A sibling rivalry is taken to court after failing to see eye-to-eye on different business agreements.
In a lawsuit filed in a San Antonio court, Shahram Khaledi, H.K. Global Trading and K.R.K. are suing Abdol Rasoul Khaledi claiming breach of contract agreements, fiduciary duty and for declaratory relief.
Shahram and Rasoul (Ross) are known as the Khaledi Brothers and have multiple businesses established in Webb County including real estate and construction operation, physical and online duty-free stores made up of HK Global, KRK, KRK General Partner and Khaledi Management, referred to as Joint Enterprises.

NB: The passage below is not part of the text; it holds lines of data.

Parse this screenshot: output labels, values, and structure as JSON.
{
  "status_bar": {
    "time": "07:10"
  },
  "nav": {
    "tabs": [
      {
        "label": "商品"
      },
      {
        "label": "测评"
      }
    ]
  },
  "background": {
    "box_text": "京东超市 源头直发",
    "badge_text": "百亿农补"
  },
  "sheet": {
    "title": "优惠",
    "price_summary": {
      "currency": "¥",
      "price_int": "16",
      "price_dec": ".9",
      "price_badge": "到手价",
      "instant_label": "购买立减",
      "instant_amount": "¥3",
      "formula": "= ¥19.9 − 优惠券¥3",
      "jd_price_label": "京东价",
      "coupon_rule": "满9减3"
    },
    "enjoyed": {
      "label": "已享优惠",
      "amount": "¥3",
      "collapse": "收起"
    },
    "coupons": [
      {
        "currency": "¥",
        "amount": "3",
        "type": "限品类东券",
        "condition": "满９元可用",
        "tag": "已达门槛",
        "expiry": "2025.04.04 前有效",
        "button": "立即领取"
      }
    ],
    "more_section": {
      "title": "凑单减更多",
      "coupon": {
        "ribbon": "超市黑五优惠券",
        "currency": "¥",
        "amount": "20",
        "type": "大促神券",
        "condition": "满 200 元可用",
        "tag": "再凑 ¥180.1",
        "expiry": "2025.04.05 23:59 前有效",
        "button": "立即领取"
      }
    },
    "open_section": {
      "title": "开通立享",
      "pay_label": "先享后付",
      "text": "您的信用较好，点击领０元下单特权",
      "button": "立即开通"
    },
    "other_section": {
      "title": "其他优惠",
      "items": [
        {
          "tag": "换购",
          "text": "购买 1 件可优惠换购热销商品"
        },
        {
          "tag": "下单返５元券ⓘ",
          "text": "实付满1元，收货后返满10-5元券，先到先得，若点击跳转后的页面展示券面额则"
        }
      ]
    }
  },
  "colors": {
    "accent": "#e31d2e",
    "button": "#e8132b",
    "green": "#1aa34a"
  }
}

The Khaledis began their business relationship in the 1980s, along with a third brother, Heydar (Shaun) Khaledi. By the 1990s, the brothers had created 17 companies and partnerships involving electronics, money exchange and construction.
“However, in 1999 the brothers began to experience personal and professional problems,” the lawsuit states. “More specifically, a dispute between Ross and Shahram on one side and Shaun on the other.”
As a result of that dispute, Ross and Shahram decided to buy out Shaun’s business interests. They also agreed to retain Shaun as a consultant for the companies. Ross and Shahram each owned 50% of the overall KRK and HKG enterprises.
“Following the acquisition of Shaun’s interest in 2000, Ross and Shahram entered into an oral agreement concerning the Khaledis’ operation of the Joint Enterprise,” the lawsuit states. “Under The Agreement, Shahram would independently manage all of KRK’s operations and the electronics division of (HKG).”
The brothers agreed that Shahram would also independently manage all operations of their jointly-owned future real estate investments and other affiliated entities.
“Finally, Ross would independently manage all remaining aspects of (HKG),” the lawsuit states. “Ross and Shahram proceeded in accordance with the agreement — each developing specialized expertise in their respective niches of the business that allowed the Joint Enterprises to thrive.”
For over 15 years, the Khaledis successfully managed the Joint Enterprises under their agreement.
However, their relationship took a turn in May 2020 when according to the lawsuit, Ross attempted to assert management control over KRK and the electronics division of HK Global.
“Ultimately, both Ross and Shahram retained counsel and for several months thereafter, attempted to negotiate a separation of the Joint Enterprises owned by the brothers,” the lawsuit states.
According to the lawsuit, Ross routinely interferes with aspects of KRK and HK Global’s electronics division. Additionally, he has ignored Shahram’s directives related to KRK and HK Global, blocked the acquisition of assets and attempted to acquire and dispose of other business assets.
Shahram has repeatedly requested Ross to stop these behaviors.
“As a result of (Ross’s conduct), on August 31, 2020, Shahram, through his attorneys, delivered a proposal to Ross with a list of protocols that … were designed to ensure that the Joint Enterprises would continue to be operated on an ongoing forward basis as they had been run over the prior 10 years pursuant to (their previous agreement),” the lawsuit states.
By Sept. 15, 2020, Ross still did not agree to abide by the protocols or the status quo of the original agreement.
Despite any attempted mediation agreements, Ross’ behavior persisted toward his brother and others in the organization, the lawsuit states.
“Ross’ communications with Shahram and key personnel escalated in terms of intensity, vulgarity and belligerence,” the lawsuit states. “These communications from Ross to other company employees were disruptive and have adversely affected morale within the Joint Enterprises, to the point where the Joint Enterprises are at risk of losing of have lost long-term employees who play a significant role in the Joint Enterprises’ operations.”
Ultimately on Nov. 13, a mediation occurred where both parties agreed to the sale of HK Global. Shahram offered a bid on HK Global and Ross agreed, the lawsuit states.
“As of November 13, 2020, the parties had an agreement, confirmed in writing, for the sale of Ross’ interest in HK Global to Shahram,” the lawsuit states.
The lawsuit adds that by late December, attorneys for Ross sent an email to Shahram’s attorneys stating that they have not received any indication of Shahram’s willingness to move forward with the sale of HK Global.
“Tossing aside the agreement that was reached and confirmed on November 13 and again on November 14, Ross, through his attorneys, rejected the existence of an agreement entirely and attempted to reopen the bidding on HK Global,” the lawsuit states.
It adds, “In the midst of these disputes, and continuing to date, Ross’ communications with employees and family remain aggressive, belligerent and incoherent in their substance and remain a constant source of distraction and disruption to the Joint Enterprises.”
Shahram and the companies filing suit are requesting the courts to declare the rights, status and legal obligations among Shahram and Ross and to make the agreement binding and enforceable upon the Khaledis.
They further ask that the court issue a temporary restraining order against Ross, issue a temporary injunction to preserve the status quo of their agreement until a final hearing, command Ross to desist and refrain from interfering in the management of KRK and the electronics division of HK Global.